Orzo isn’t too different nutritionally compared to white pasta or white rice. That being said, brown rice or whole wheat pasta is going to be a healthier option compared to regular orzo. Both of these foods are high in fiber, B vitamins, iron and other macronutrients. Plus, they contain some protein.
But, good news! You can buy orzo in the whole grain form. It can be difficult to find this variety in stores, but luckily there are several options that you can purchase online and have shipped to your residence:
What’s the difference between orzo and pasta?
Orzo is a kind of pasta. It’s made with durum flour and is shaped into small, rice-like pieces. It’s one of the smallest varieties of pasta out there. While it’s commonly mistaken as a kind of rice due to its small size and thin shape, it’s made out of flour like any other pasta and it’s not gluten-free (I repeat, it’s not gluten-free).
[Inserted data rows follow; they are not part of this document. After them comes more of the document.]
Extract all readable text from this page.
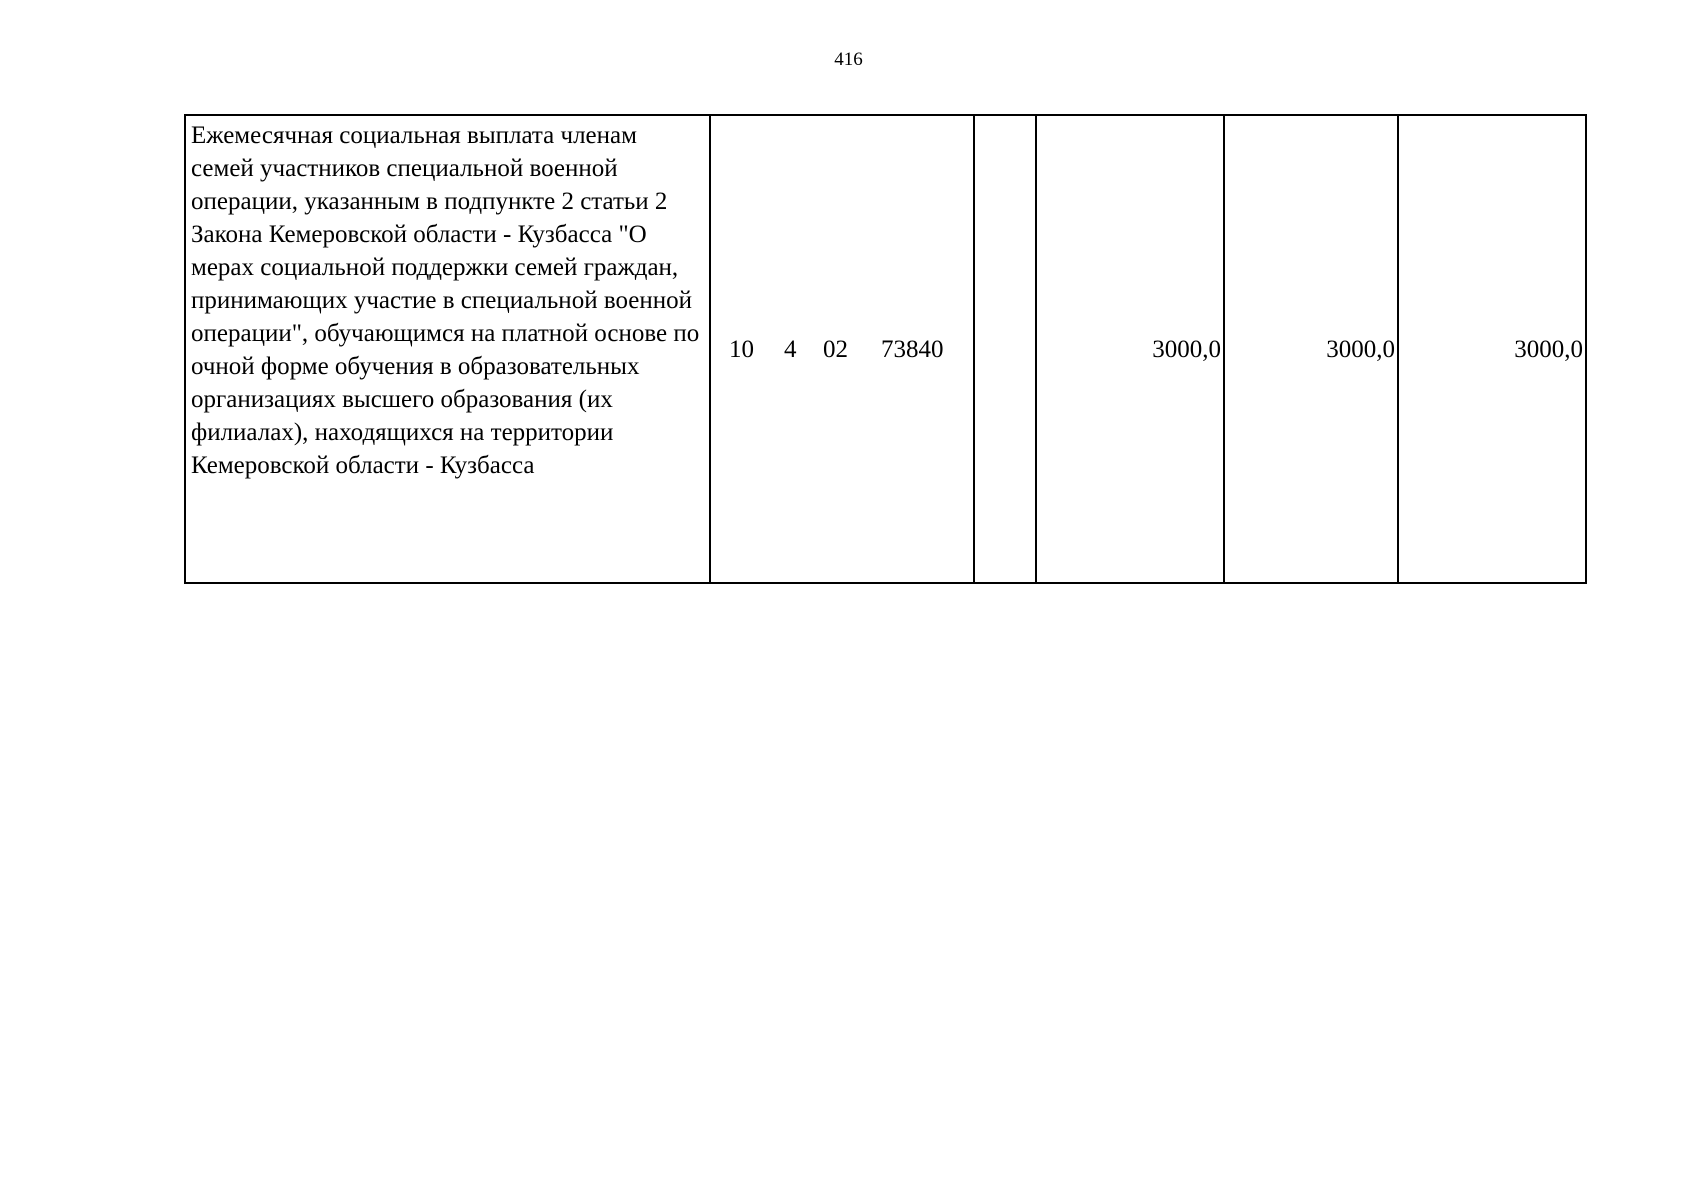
416
Ежемесячная социальная выплата членам семей участников специальной военной операции, указанным в подпункте 2 статьи 2 Закона Кемеровской области - Кузбасса "О мерах социальной поддержки семей граждан, принимающих участие в специальной военной операции", обучающимся на платной основе по очной форме обучения в образовательных организациях высшего образования (их филиалах), находящихся на территории Кемеровской области - Кузбасса	
10	4	02	73840		3000,0	3000,0	3000,0
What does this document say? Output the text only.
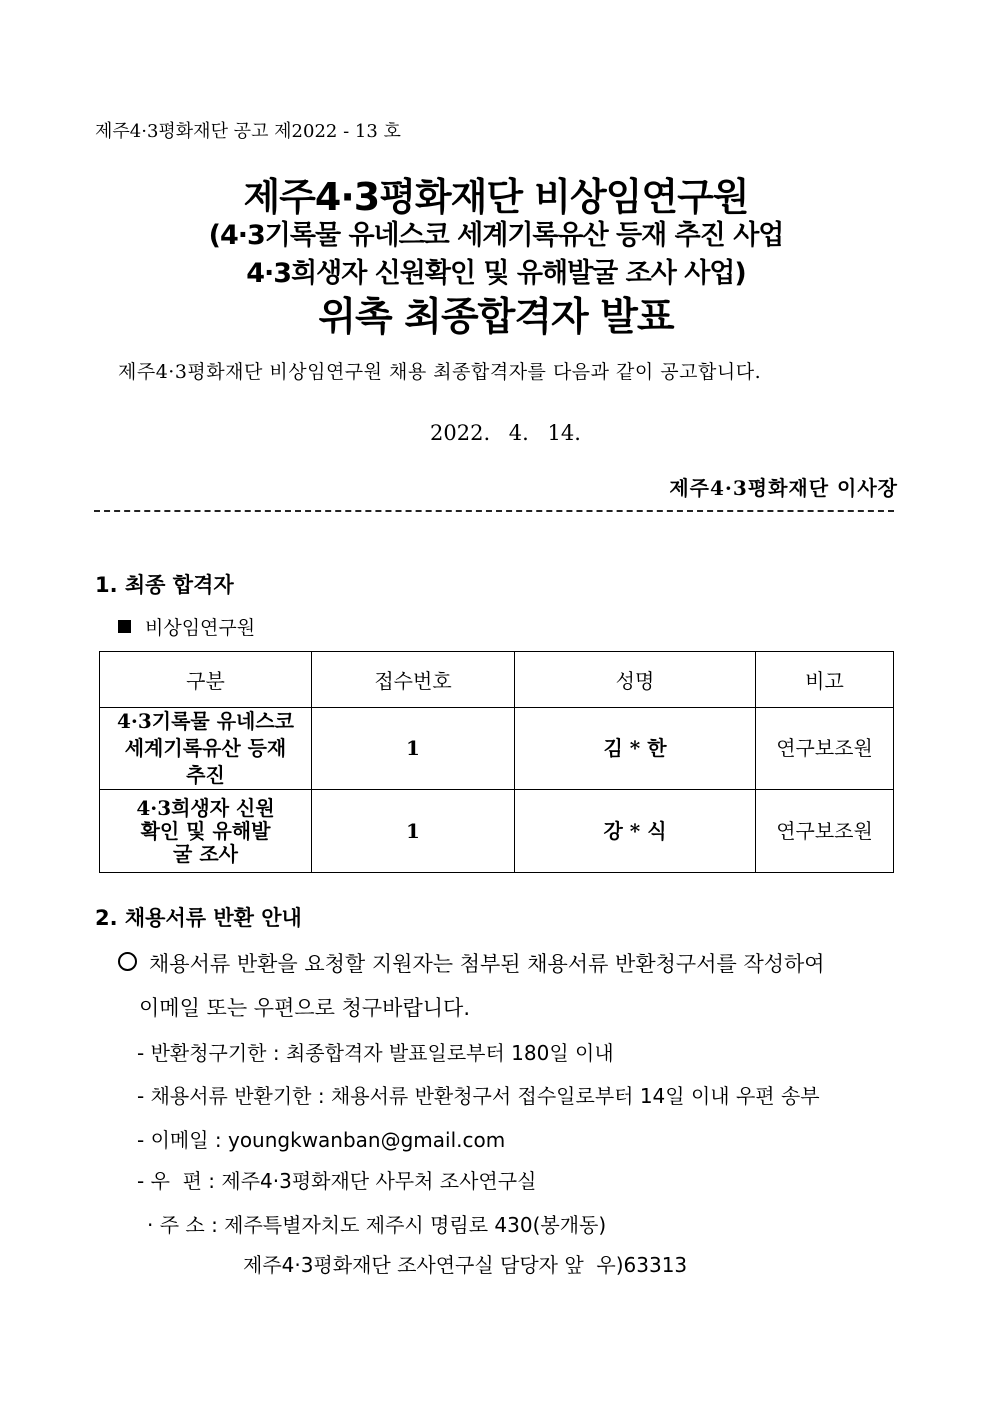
제주4·3평화재단 공고 제2022 - 13 호
제주4·3평화재단 비상임연구원
(4·3기록물 유네스코 세계기록유산 등재 추진 사업
4·3희생자 신원확인 및 유해발굴 조사 사업)
위촉 최종합격자 발표
제주4·3평화재단 비상임연구원 채용 최종합격자를 다음과 같이 공고합니다.
2022. 4. 14.
제주4·3평화재단 이사장
1. 최종 합격자
비상임연구원
구분	접수번호	성명	비고
4·3기록물 유네스코 세계기록유산 등재 추진	1	김 * 한	연구보조원
4·3희생자 신원확인 및 유해발굴 조사	1	강 * 식	연구보조원
2. 채용서류 반환 안내
채용서류 반환을 요청할 지원자는 첨부된 채용서류 반환청구서를 작성하여
이메일 또는 우편으로 청구바랍니다.
- 반환청구기한 : 최종합격자 발표일로부터 180일 이내
- 채용서류 반환기한 : 채용서류 반환청구서 접수일로부터 14일 이내 우편 송부
- 이메일 : youngkwanban@gmail.com
- 우  편 : 제주4·3평화재단 사무처 조사연구실
· 주 소 : 제주특별자치도 제주시 명림로 430(봉개동)
제주4·3평화재단 조사연구실 담당자 앞  우)63313
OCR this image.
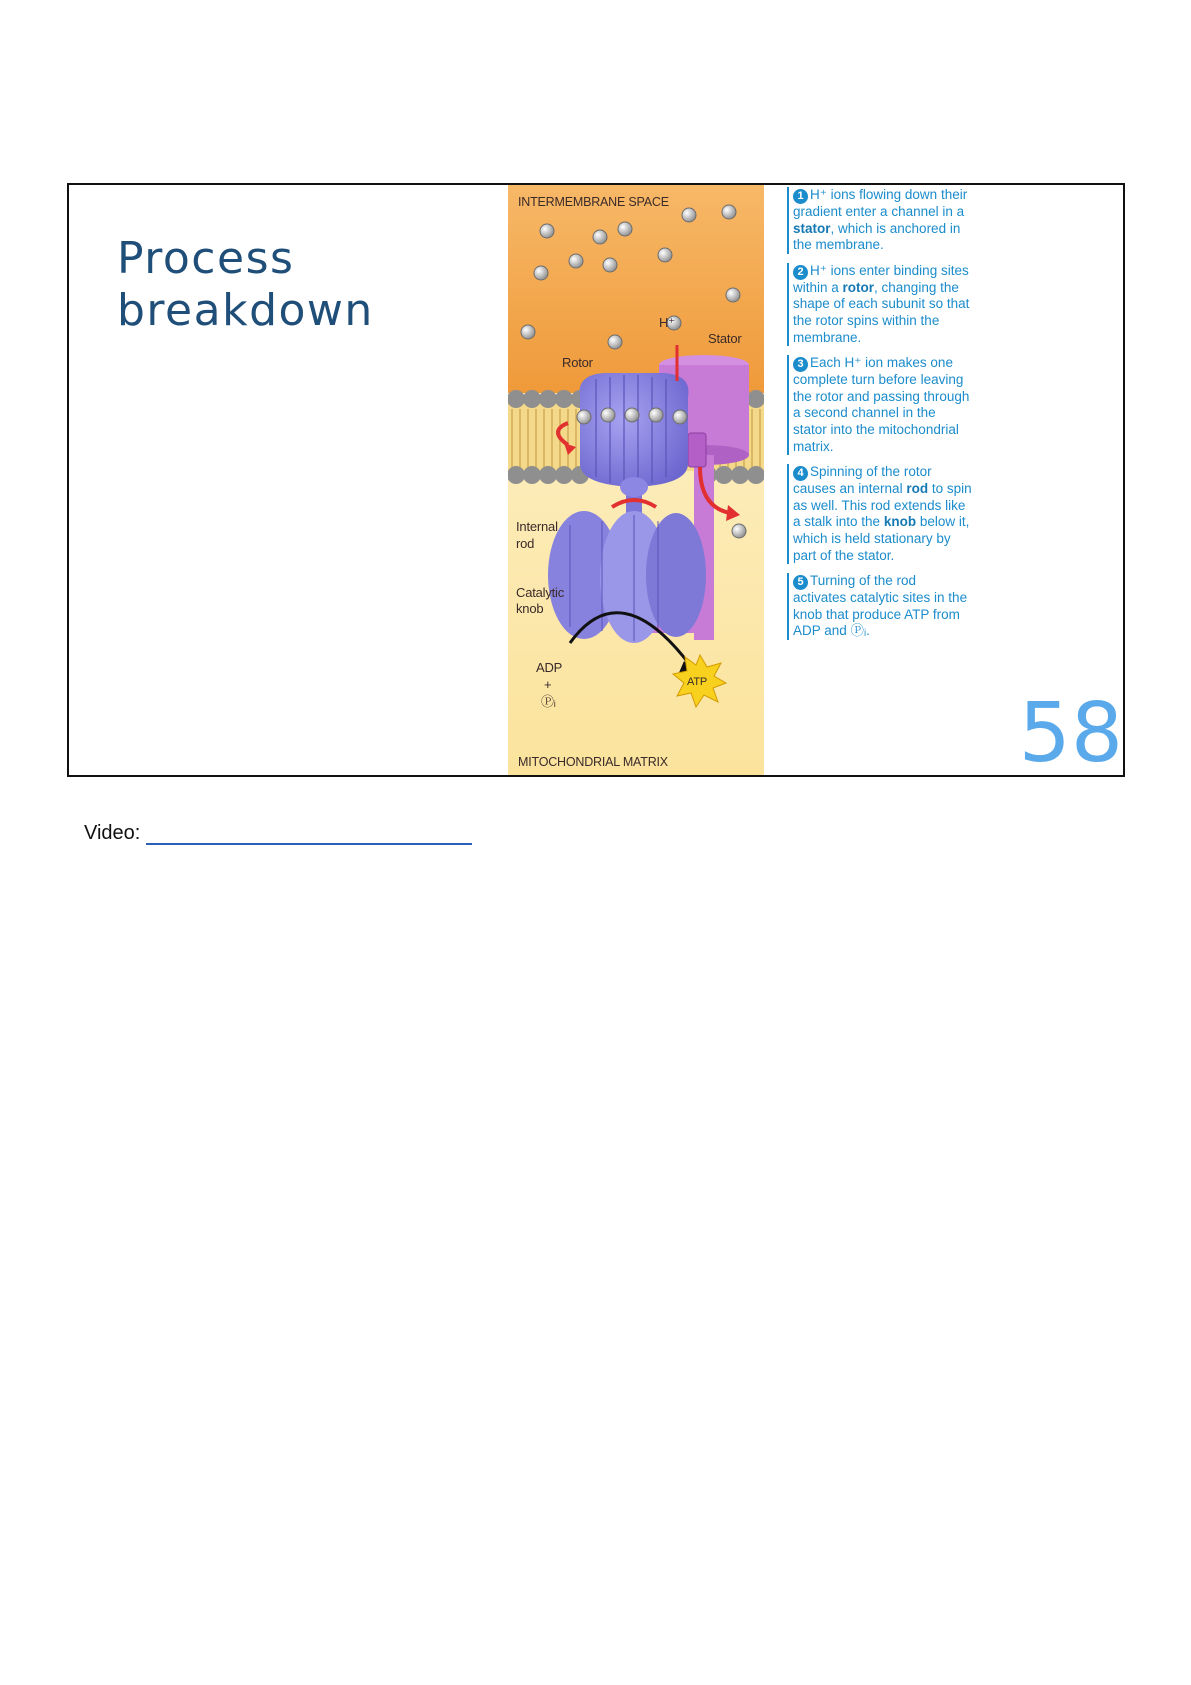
Process
breakdown
INTERMEMBRANE SPACE
MITOCHONDRIAL MATRIX
H⁺
Stator
Rotor
Internal
rod
Catalytic
knob
ADP
+
Ⓟᵢ
ATP
1 H⁺ ions flowing down their gradient enter a channel in a stator, which is anchored in the membrane.
2 H⁺ ions enter binding sites within a rotor, changing the shape of each subunit so that the rotor spins within the membrane.
3 Each H⁺ ion makes one complete turn before leaving the rotor and passing through a second channel in the stator into the mitochondrial matrix.
4 Spinning of the rotor causes an internal rod to spin as well. This rod extends like a stalk into the knob below it, which is held stationary by part of the stator.
5 Turning of the rod activates catalytic sites in the knob that produce ATP from ADP and Ⓟᵢ.
58
Video:
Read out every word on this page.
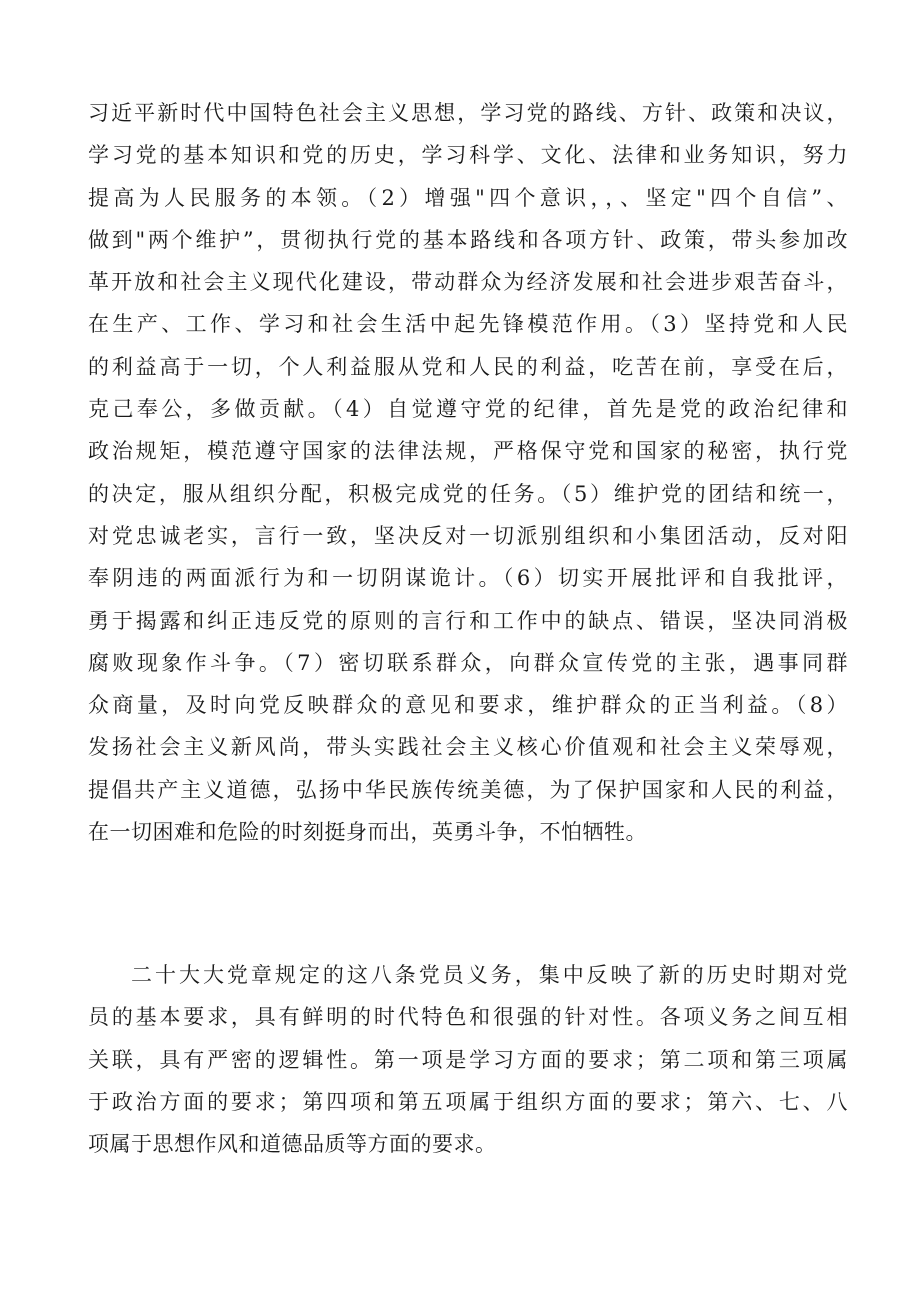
习近平新时代中国特色社会主义思想，学习党的路线、方针、政策和决议，
学习党的基本知识和党的历史，学习科学、文化、法律和业务知识，努力
提高为人民服务的本领。（2）增强"四个意识，，、坚定"四个自信”、
做到"两个维护”，贯彻执行党的基本路线和各项方针、政策，带头参加改
革开放和社会主义现代化建设，带动群众为经济发展和社会进步艰苦奋斗，
在生产、工作、学习和社会生活中起先锋模范作用。（3）坚持党和人民
的利益高于一切，个人利益服从党和人民的利益，吃苦在前，享受在后，
克己奉公，多做贡献。（4）自觉遵守党的纪律，首先是党的政治纪律和
政治规矩，模范遵守国家的法律法规，严格保守党和国家的秘密，执行党
的决定，服从组织分配，积极完成党的任务。（5）维护党的团结和统一，
对党忠诚老实，言行一致，坚决反对一切派别组织和小集团活动，反对阳
奉阴违的两面派行为和一切阴谋诡计。（6）切实开展批评和自我批评，
勇于揭露和纠正违反党的原则的言行和工作中的缺点、错误，坚决同消极
腐败现象作斗争。（7）密切联系群众，向群众宣传党的主张，遇事同群
众商量，及时向党反映群众的意见和要求，维护群众的正当利益。（8）
发扬社会主义新风尚，带头实践社会主义核心价值观和社会主义荣辱观，
提倡共产主义道德，弘扬中华民族传统美德，为了保护国家和人民的利益，
在一切困难和危险的时刻挺身而出，英勇斗争，不怕牺牲。
二十大大党章规定的这八条党员义务，集中反映了新的历史时期对党
员的基本要求，具有鲜明的时代特色和很强的针对性。各项义务之间互相
关联，具有严密的逻辑性。第一项是学习方面的要求；第二项和第三项属
于政治方面的要求；第四项和第五项属于组织方面的要求；第六、七、八
项属于思想作风和道德品质等方面的要求。
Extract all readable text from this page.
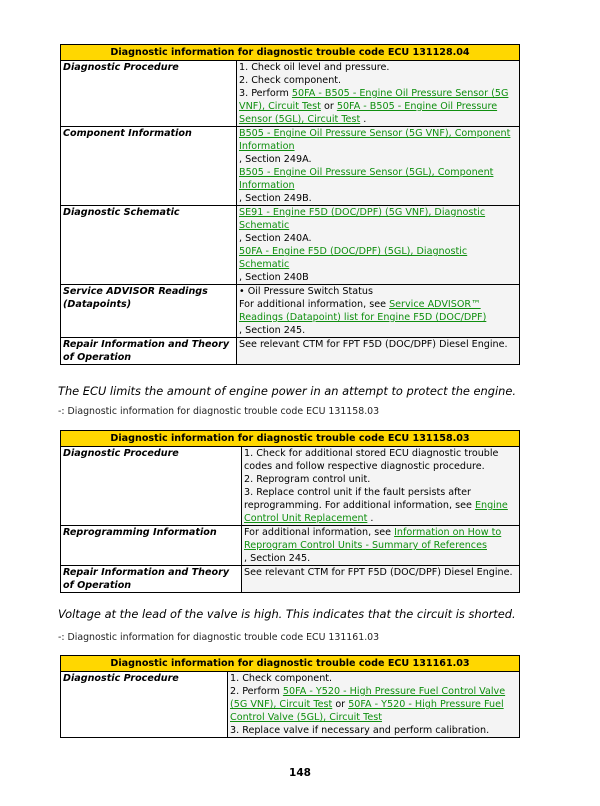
Diagnostic information for diagnostic trouble code ECU 131128.04	
Diagnostic Procedure	1. Check oil level and pressure.
2. Check component.
3. Perform 50FA - B505 - Engine Oil Pressure Sensor (5G VNF), Circuit Test or 50FA - B505 - Engine Oil Pressure Sensor (5GL), Circuit Test .

Component Information	B505 - Engine Oil Pressure Sensor (5G VNF), Component Information
, Section 249A.
B505 - Engine Oil Pressure Sensor (5GL), Component Information
, Section 249B.

Diagnostic Schematic	SE91 - Engine F5D (DOC/DPF) (5G VNF), Diagnostic Schematic
, Section 240A.
50FA - Engine F5D (DOC/DPF) (5GL), Diagnostic Schematic
, Section 240B

Service ADVISOR Readings (Datapoints)	• Oil Pressure Switch Status
For additional information, see Service ADVISOR™ Readings (Datapoint) list for Engine F5D (DOC/DPF)
, Section 245.

Repair Information and Theory of Operation	See relevant CTM for FPT F5D (DOC/DPF) Diesel Engine.
The ECU limits the amount of engine power in an attempt to protect the engine.
Diagnostic information for diagnostic trouble code ECU 131158.03	
Diagnostic Procedure	1. Check for additional stored ECU diagnostic trouble codes and follow respective diagnostic procedure.
2. Reprogram control unit.
3. Replace control unit if the fault persists after reprogramming. For additional information, see Engine Control Unit Replacement .

Reprogramming Information	For additional information, see Information on How to Reprogram Control Units - Summary of References
, Section 245.

Repair Information and Theory of Operation	See relevant CTM for FPT F5D (DOC/DPF) Diesel Engine.
Voltage at the lead of the valve is high. This indicates that the circuit is shorted.
-: Diagnostic information for diagnostic trouble code ECU 131161.03
-: Diagnostic information for diagnostic trouble code ECU 131158.03
Diagnostic information for diagnostic trouble code ECU 131161.03
Diagnostic Procedure	1. Check component.
2. Perform 50FA - Y520 - High Pressure Fuel Control Valve (5G VNF), Circuit Test or 50FA - Y520 - High Pressure Fuel Control Valve (5GL), Circuit Test
3. Replace valve if necessary and perform calibration.
148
Does orzo spike blood sugar?
Orzo is high in carbohydrates and low in protein, fiber and fat, therefore it does have the potential to spike your blood sugar if you consume it by itself in large quantities. Because of this, it’s important to consume orzo in moderation and in combination with foods high in fiber, protein and fat.
A great way to reduce the glycemic load of orzo is to add it to a dish that has a variety of components to “balance it out”. An orzo dish with tomatoes, spinach, feta, olives, olive oil and spices is a great way to reduce orzo’s impact on your blood sugar. Stick to one serving of orzo per meal to avoid consuming too many refined carbohydrates.
Another great way to reduce orzo’s impact on blood sugar is to purchase whole wheat orzo (I provided a few options several sections above this). This being said, if you aren’t diabetic or you don’t have insulin resistance, I wouldn’t worry about spiking your blood sugar too much.